I hate the twist in my stomach at the thought of them together. Hate that I'm standing in my late grandmother's bedroom, clutching a book to my chest, fretting over a man like some lovesick teenager. This isn't me. I don't do this.

But the book pulses with that undeniable energy, like it's already decided it belongs to Eli. Like it's just waiting for me to admit it.

I press my forehead against the bookshelf, breathing in the faint, lingering scent of Grandma Ida.

My gaze falls on a framed photograph—me at seven, gap-toothed and grinning, her arm around my shoulders as we proudly display mud pies we'd made after a summer rainstorm.

We're both laughing so hard our eyes are nearly closed.

"What would you tell me to do?" I whisper to her image.

The silence that follows isn't really an answer, but I imagine her saying what she always did when I faced a choice: "Follow your joy, Rhianna-bean. The rest will sort itself out."

I straighten up, adjust the frame to its proper position, and tuck the book under my arm as I leave the room. I'm not going to give it to him, I tell myself firmly. But I'll keep it close, just in case.

The book's energy signature is unmistakable.

Every reader leaves a trace of themselves behind—emotions, thoughts, dreams embedded in the pages like invisible fingerprints.

Over the years, this book has collected a unique energetic aura, one that resonates in perfect harmony with the essence I sense in Eli.

It's not that the book has chosen him specifically, but that its accumulated energy aligns with him in a way I've rarely felt before—like two pieces of a puzzle meant to fit together.

That's what books are meant for, aren’t they?

To be read, to be shared, to find the readers who need them most.
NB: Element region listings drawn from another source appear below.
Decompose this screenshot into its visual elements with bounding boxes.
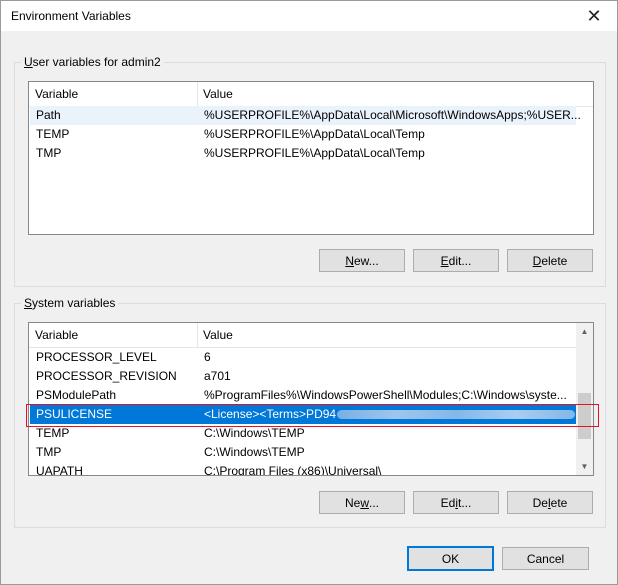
system-var-value: 6 — [204, 350, 211, 364]
system-edit-button[interactable]: Ed i t... — [413, 491, 499, 514]
system-variables-group: System variables Variable Value PROCESSO… — [14, 296, 606, 528]
close-icon[interactable]: ✕ — [571, 1, 617, 31]
user-col-variable[interactable]: Variable — [29, 82, 197, 106]
system-var-name: PROCESSOR_LEVEL — [36, 350, 157, 364]
system-var-name: UAPATH — [36, 464, 83, 476]
system-list-scrollbar[interactable]: ▲ ▼ — [576, 323, 593, 475]
user-variables-group-label: User variables for admin2 — [21, 55, 164, 69]
dialog-title: Environment Variables — [11, 9, 131, 23]
user-var-row-path[interactable]: Path %USERPROFILE%\AppData\Local\Microso… — [30, 106, 581, 125]
title-bar: Environment Variables ✕ — [1, 1, 617, 31]
system-var-row-processor-revision[interactable]: PROCESSOR_REVISION a701 — [30, 367, 576, 386]
system-var-name: TMP — [36, 445, 62, 459]
system-var-row-psmodulepath[interactable]: PSModulePath %ProgramFiles%\WindowsPower… — [30, 386, 576, 405]
user-variables-group: User variables for admin2 Variable Value… — [14, 55, 606, 287]
environment-variables-dialog: Environment Variables ✕ User variables f… — [0, 0, 618, 585]
user-var-value: %USERPROFILE%\AppData\Local\Temp — [204, 146, 425, 160]
user-edit-button[interactable]: Edit... — [413, 249, 499, 272]
user-var-name: TEMP — [36, 127, 70, 141]
system-var-value: %ProgramFiles%\WindowsPowerShell\Modules… — [204, 388, 567, 402]
cancel-button[interactable]: Cancel — [502, 547, 589, 570]
ok-button[interactable]: OK — [407, 546, 494, 571]
system-col-variable[interactable]: Variable — [29, 323, 197, 347]
user-var-value: %USERPROFILE%\AppData\Local\Temp — [204, 127, 425, 141]
system-var-value: a701 — [204, 369, 231, 383]
user-new-button[interactable]: New... — [319, 249, 405, 272]
scroll-down-arrow-icon[interactable]: ▼ — [576, 458, 593, 475]
system-variables-list[interactable]: Variable Value PROCESSOR_LEVEL 6 PROCESS… — [28, 322, 594, 476]
user-var-value: %USERPROFILE%\AppData\Local\Microsoft\Wi… — [204, 108, 581, 122]
system-var-value: C:\Windows\TEMP — [204, 445, 305, 459]
system-delete-button[interactable]: De l ete — [507, 491, 593, 514]
user-var-row-tmp[interactable]: TMP %USERPROFILE%\AppData\Local\Temp — [30, 144, 576, 163]
user-var-row-temp[interactable]: TEMP %USERPROFILE%\AppData\Local\Temp — [30, 125, 576, 144]
system-var-name: PROCESSOR_REVISION — [36, 369, 177, 383]
scroll-up-arrow-icon[interactable]: ▲ — [576, 323, 593, 340]
user-var-name: TMP — [36, 146, 62, 160]
user-var-name: Path — [36, 108, 61, 122]
system-variables-group-label: System variables — [21, 296, 119, 310]
user-col-value[interactable]: Value — [197, 82, 592, 106]
system-var-row-tmp[interactable]: TMP C:\Windows\TEMP — [30, 443, 576, 462]
highlight-box — [26, 404, 599, 427]
system-list-header: Variable Value — [29, 323, 593, 348]
user-list-header: Variable Value — [29, 82, 593, 107]
user-delete-button[interactable]: Delete — [507, 249, 593, 272]
system-var-row-processor-level[interactable]: PROCESSOR_LEVEL 6 — [30, 348, 576, 367]
system-var-row-uapath[interactable]: UAPATH C:\Program Files (x86)\Universal\ — [30, 462, 576, 476]
system-col-value[interactable]: Value — [197, 323, 576, 347]
system-var-name: PSModulePath — [36, 388, 117, 402]
system-var-value: C:\Program Files (x86)\Universal\ — [204, 464, 382, 476]
user-variables-list[interactable]: Variable Value Path %USERPROFILE%\AppDat… — [28, 81, 594, 235]
system-new-button[interactable]: Ne w... — [319, 491, 405, 514]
Grandma Ida never hoarded her books.

She lent them freely, gave them as gifts, passed them to strangers she met who mentioned an interest. "Books have their own journeys," she'd say. "We're just temporary caretakers."

I close Grandma Ida's door behind me, the crystal knob cool against my palm. The book feels warm under my arm, almost expectant, like it knows something I don't.

"Don't get smug," I mutter to it. "I haven't decided anything yet."

But even as I say it, I know I'm lying to myself. The book has already chosen its new owner. The question is whether I can honor that choice—whether I can let go of this piece of my past to follow what my magic is telling me is right.

I check my clock one more time as I head back to my room, the book tucked safely against my side.

Dinner with Eli is still over an hour away.

He'll tell me all about the date with Claire, and I'll be the perfect, professional matchmaker.

And maybe—maybe—I'll know then whether this book is meant to find its way to him after all.

It would be so convenient if magic could just hand me a big, sparkly “yes, this is the right thing to do” sign.

Maybe with glitter. Or at the very least, less emotional confusion.

With a sigh, I settle on my windowsill seat, open my worn copy of Pride and Prejudice, and try to lose myself in Elizabeth Bennet's world instead of obsessing over mine. But the Whitlock book rests beside me, a quiet but intense presence, like it’s insisting that it's already made up its mind.